Integrity Protection
Implement controls to ensure integrity:
- • Verify the integrity of software updates
- • Use digital signatures for code and data
- • Implement secure CI/CD pipelines
- • Validate data from untrusted sources
- • Use immutable deployment artifacts
Software and data integrity failures relate to code and infrastructure that does not protect against integrity violations. This can occur when applications rely on plugins, libraries, or modules from untrusted sources, repositories, or CDNs.
Effective Monitoring
Implement comprehensive logging and monitoring:
- • Log all security-relevant events
- • Ensure logs are in a format suitable for consumption
- • Implement real-time monitoring and alerting
- • Establish incident response procedures
- • Protect log data from tampering
Without logging and monitoring, breaches cannot be detected.
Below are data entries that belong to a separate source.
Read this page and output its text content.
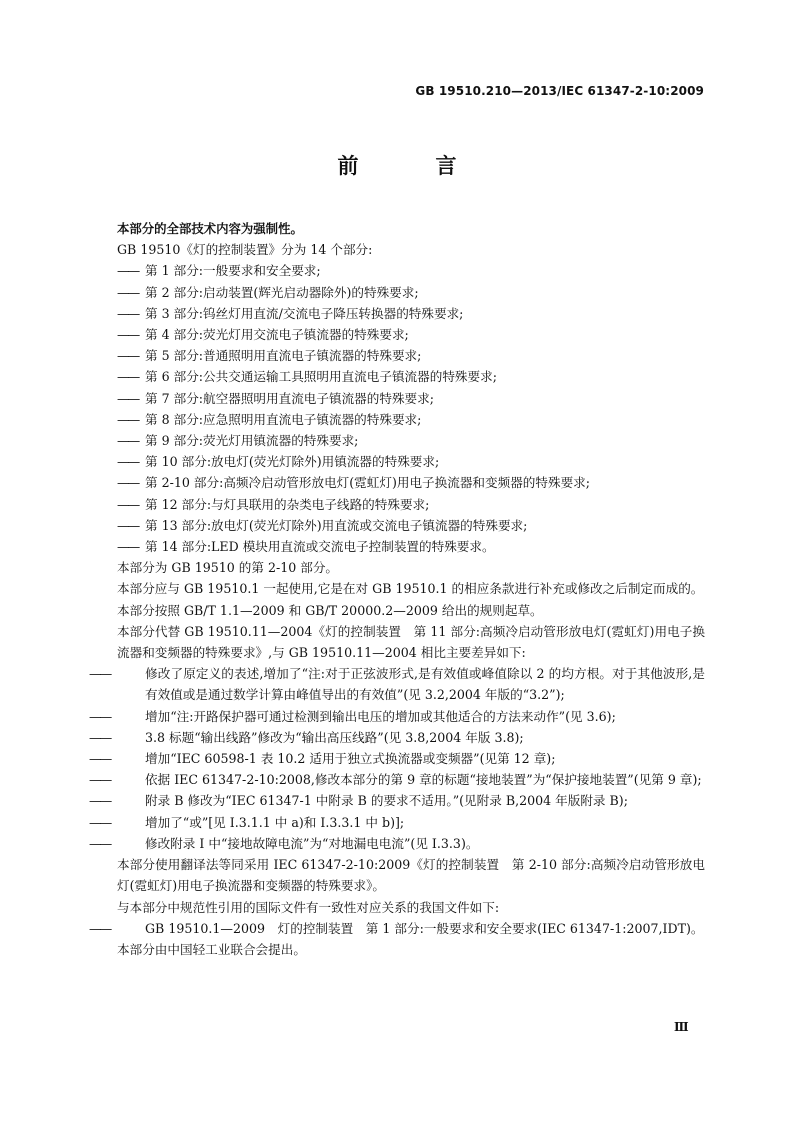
GB 19510.210—2013/IEC 61347-2-10:2009
前　言
本部分的全部技术内容为强制性。
GB 19510《灯的控制装置》分为 14 个部分:
—— 第 1 部分:一般要求和安全要求;
—— 第 2 部分:启动装置(辉光启动器除外)的特殊要求;
—— 第 3 部分:钨丝灯用直流/交流电子降压转换器的特殊要求;
—— 第 4 部分:荧光灯用交流电子镇流器的特殊要求;
—— 第 5 部分:普通照明用直流电子镇流器的特殊要求;
—— 第 6 部分:公共交通运输工具照明用直流电子镇流器的特殊要求;
—— 第 7 部分:航空器照明用直流电子镇流器的特殊要求;
—— 第 8 部分:应急照明用直流电子镇流器的特殊要求;
—— 第 9 部分:荧光灯用镇流器的特殊要求;
—— 第 10 部分:放电灯(荧光灯除外)用镇流器的特殊要求;
—— 第 2-10 部分:高频冷启动管形放电灯(霓虹灯)用电子换流器和变频器的特殊要求;
—— 第 12 部分:与灯具联用的杂类电子线路的特殊要求;
—— 第 13 部分:放电灯(荧光灯除外)用直流或交流电子镇流器的特殊要求;
—— 第 14 部分:LED 模块用直流或交流电子控制装置的特殊要求。
本部分为 GB 19510 的第 2-10 部分。
本部分应与 GB 19510.1 一起使用,它是在对 GB 19510.1 的相应条款进行补充或修改之后制定而成的。
本部分按照 GB/T 1.1—2009 和 GB/T 20000.2—2009 给出的规则起草。
本部分代替 GB 19510.11—2004《灯的控制装置　第 11 部分:高频冷启动管形放电灯(霓虹灯)用电子换流器和变频器的特殊要求》,与 GB 19510.11—2004 相比主要差异如下:
——	修改了原定义的表述,增加了“注:对于正弦波形式,是有效值或峰值除以 2 的均方根。对于其他波形,是有效值或是通过数学计算由峰值导出的有效值”(见 3.2,2004 年版的“3.2”);
——	增加“注:开路保护器可通过检测到输出电压的增加或其他适合的方法来动作”(见 3.6);
——	3.8 标题“输出线路”修改为“输出高压线路”(见 3.8,2004 年版 3.8);
——	增加“IEC 60598-1 表 10.2 适用于独立式换流器或变频器”(见第 12 章);
——	依据 IEC 61347-2-10:2008,修改本部分的第 9 章的标题“接地装置”为“保护接地装置”(见第 9 章);
——	附录 B 修改为“IEC 61347-1 中附录 B 的要求不适用。”(见附录 B,2004 年版附录 B);
——	增加了“或”[见 I.3.1.1 中 a)和 I.3.3.1 中 b)];
——	修改附录 I 中“接地故障电流”为“对地漏电电流”(见 I.3.3)。
本部分使用翻译法等同采用 IEC 61347-2-10:2009《灯的控制装置　第 2-10 部分:高频冷启动管形放电灯(霓虹灯)用电子换流器和变频器的特殊要求》。
与本部分中规范性引用的国际文件有一致性对应关系的我国文件如下:
——	GB 19510.1—2009　灯的控制装置　第 1 部分:一般要求和安全要求(IEC 61347-1:2007,IDT)。
本部分由中国轻工业联合会提出。
Ⅲ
Insufficient logging, detection, monitoring, and active response occurs any time security-relevant events are not logged, not monitored, or not acted upon when detected.
SSRF Prevention
Implement controls to prevent SSRF:
- • Sanitize and validate all client-supplied input data
- • Enforce URL schema, port, and destination with allowlists
- • Do not send raw responses to clients
- • Disable HTTP redirections
- • Segment remote resource access functionality
SSRF flaws occur whenever a web application is fetching a remote resource without validating the user-supplied URL. It allows an attacker to coerce the application to send a crafted request to an unexpected destination, even when protected by a firewall or VPN.